Perspectives économiques de l’Afrique en 2026 : une croissance solide malgré des incertitudes persistantes

Les projections macroéconomiques envisagent une croissance stable mais soulignent des défis structurels sur la dette, l’espace budgétaire et l’intégration commerciale

Addis-Abeba, 26 janvier 2026
Les perspectives économiques pour l’Afrique en 2026 restent globalement positives malgré un contexte international marqué par des tensions commerciales, des contraintes budgétaires et une situation financière mondiale incertaine. Selon les derniers rapports des Nations Unies et des institutions économiques internationales, la croissance du produit intérieur brut du continent devrait atteindre environ 4,0 % en 2026, après une progression de près de 3,9 % en 2025.

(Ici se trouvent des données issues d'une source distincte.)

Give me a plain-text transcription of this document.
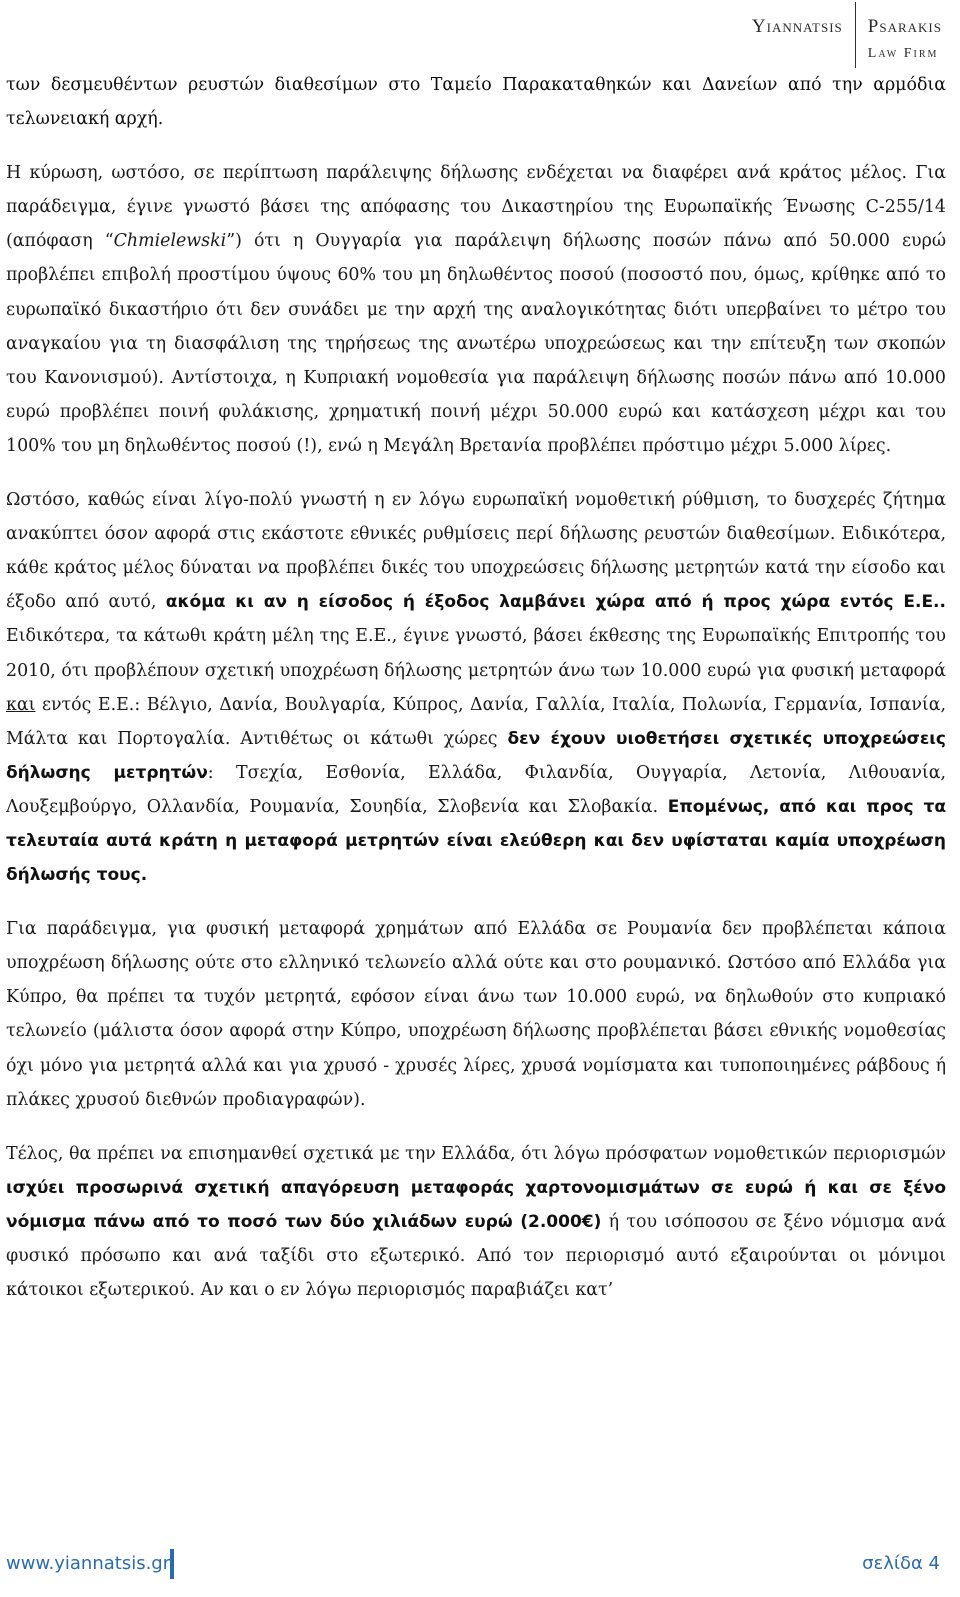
Yiannatsis	Psarakis
Law Firm

των δεσμευθέντων ρευστών διαθεσίμων στο Ταμείο Παρακαταθηκών και Δανείων από την αρμόδια τελωνειακή αρχή.

Η κύρωση, ωστόσο, σε περίπτωση παράλειψης δήλωσης ενδέχεται να διαφέρει ανά κράτος μέλος. Για παράδειγμα, έγινε γνωστό βάσει της απόφασης του Δικαστηρίου της Ευρωπαϊκής Ένωσης C-255/14 (απόφαση “Chmielewski”) ότι η Ουγγαρία για παράλειψη δήλωσης ποσών πάνω από 50.000 ευρώ προβλέπει επιβολή προστίμου ύψους 60% του μη δηλωθέντος ποσού (ποσοστό που, όμως, κρίθηκε από το ευρωπαϊκό δικαστήριο ότι δεν συνάδει με την αρχή της αναλογικότητας διότι υπερβαίνει το μέτρο του αναγκαίου για τη διασφάλιση της τηρήσεως της ανωτέρω υποχρεώσεως και την επίτευξη των σκοπών του Κανονισμού). Αντίστοιχα, η Κυπριακή νομοθεσία για παράλειψη δήλωσης ποσών πάνω από 10.000 ευρώ προβλέπει ποινή φυλάκισης, χρηματική ποινή μέχρι 50.000 ευρώ και κατάσχεση μέχρι και του 100% του μη δηλωθέντος ποσού (!), ενώ η Μεγάλη Βρετανία προβλέπει πρόστιμο μέχρι 5.000 λίρες.

Ωστόσο, καθώς είναι λίγο-πολύ γνωστή η εν λόγω ευρωπαϊκή νομοθετική ρύθμιση, το δυσχερές ζήτημα ανακύπτει όσον αφορά στις εκάστοτε εθνικές ρυθμίσεις περί δήλωσης ρευστών διαθεσίμων. Ειδικότερα, κάθε κράτος μέλος δύναται να προβλέπει δικές του υποχρεώσεις δήλωσης μετρητών κατά την είσοδο και έξοδο από αυτό, ακόμα κι αν η είσοδος ή έξοδος λαμβάνει χώρα από ή προς χώρα εντός Ε.Ε.. Ειδικότερα, τα κάτωθι κράτη μέλη της Ε.Ε., έγινε γνωστό, βάσει έκθεσης της Ευρωπαϊκής Επιτροπής του 2010, ότι προβλέπουν σχετική υποχρέωση δήλωσης μετρητών άνω των 10.000 ευρώ για φυσική μεταφορά και εντός Ε.Ε.: Βέλγιο, Δανία, Βουλγαρία, Κύπρος, Δανία, Γαλλία, Ιταλία, Πολωνία, Γερμανία, Ισπανία, Μάλτα και Πορτογαλία. Αντιθέτως οι κάτωθι χώρες δεν έχουν υιοθετήσει σχετικές υποχρεώσεις δήλωσης μετρητών: Τσεχία, Εσθονία, Ελλάδα, Φιλανδία, Ουγγαρία, Λετονία, Λιθουανία, Λουξεμβούργο, Ολλανδία, Ρουμανία, Σουηδία, Σλοβενία και Σλοβακία. Επομένως, από και προς τα τελευταία αυτά κράτη η μεταφορά μετρητών είναι ελεύθερη και δεν υφίσταται καμία υποχρέωση δήλωσής τους.

Για παράδειγμα, για φυσική μεταφορά χρημάτων από Ελλάδα σε Ρουμανία δεν προβλέπεται κάποια υποχρέωση δήλωσης ούτε στο ελληνικό τελωνείο αλλά ούτε και στο ρουμανικό. Ωστόσο από Ελλάδα για Κύπρο, θα πρέπει τα τυχόν μετρητά, εφόσον είναι άνω των 10.000 ευρώ, να δηλωθούν στο κυπριακό τελωνείο (μάλιστα όσον αφορά στην Κύπρο, υποχρέωση δήλωσης προβλέπεται βάσει εθνικής νομοθεσίας όχι μόνο για μετρητά αλλά και για χρυσό - χρυσές λίρες, χρυσά νομίσματα και τυποποιημένες ράβδους ή πλάκες χρυσού διεθνών προδιαγραφών).

Τέλος, θα πρέπει να επισημανθεί σχετικά με την Ελλάδα, ότι λόγω πρόσφατων νομοθετικών περιορισμών ισχύει προσωρινά σχετική απαγόρευση μεταφοράς χαρτονομισμάτων σε ευρώ ή και σε ξένο νόμισμα πάνω από το ποσό των δύο χιλιάδων ευρώ (2.000€) ή του ισόποσου σε ξένο νόμισμα ανά φυσικό πρόσωπο και ανά ταξίδι στο εξωτερικό. Από τον περιορισμό αυτό εξαιρούνται οι μόνιμοι κάτοικοι εξωτερικού. Αν και ο εν λόγω περιορισμός παραβιάζει κατ’

www.yiannatsis.gr	σελίδα 4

Cette trajectoire reflète une stabilité macroéconomique accrue dans plusieurs grandes économies africaines. La croissance est soutenue par une demande intérieure robuste, la reprise progressive des échanges commerciaux et une inflation qui tend à se modérer dans plusieurs pays. Les dépenses de consommation des ménages, l’investissement productif et l’activité dans les secteurs des services et des infrastructures continuent à jouer un rôle clé dans la dynamique économique du continent.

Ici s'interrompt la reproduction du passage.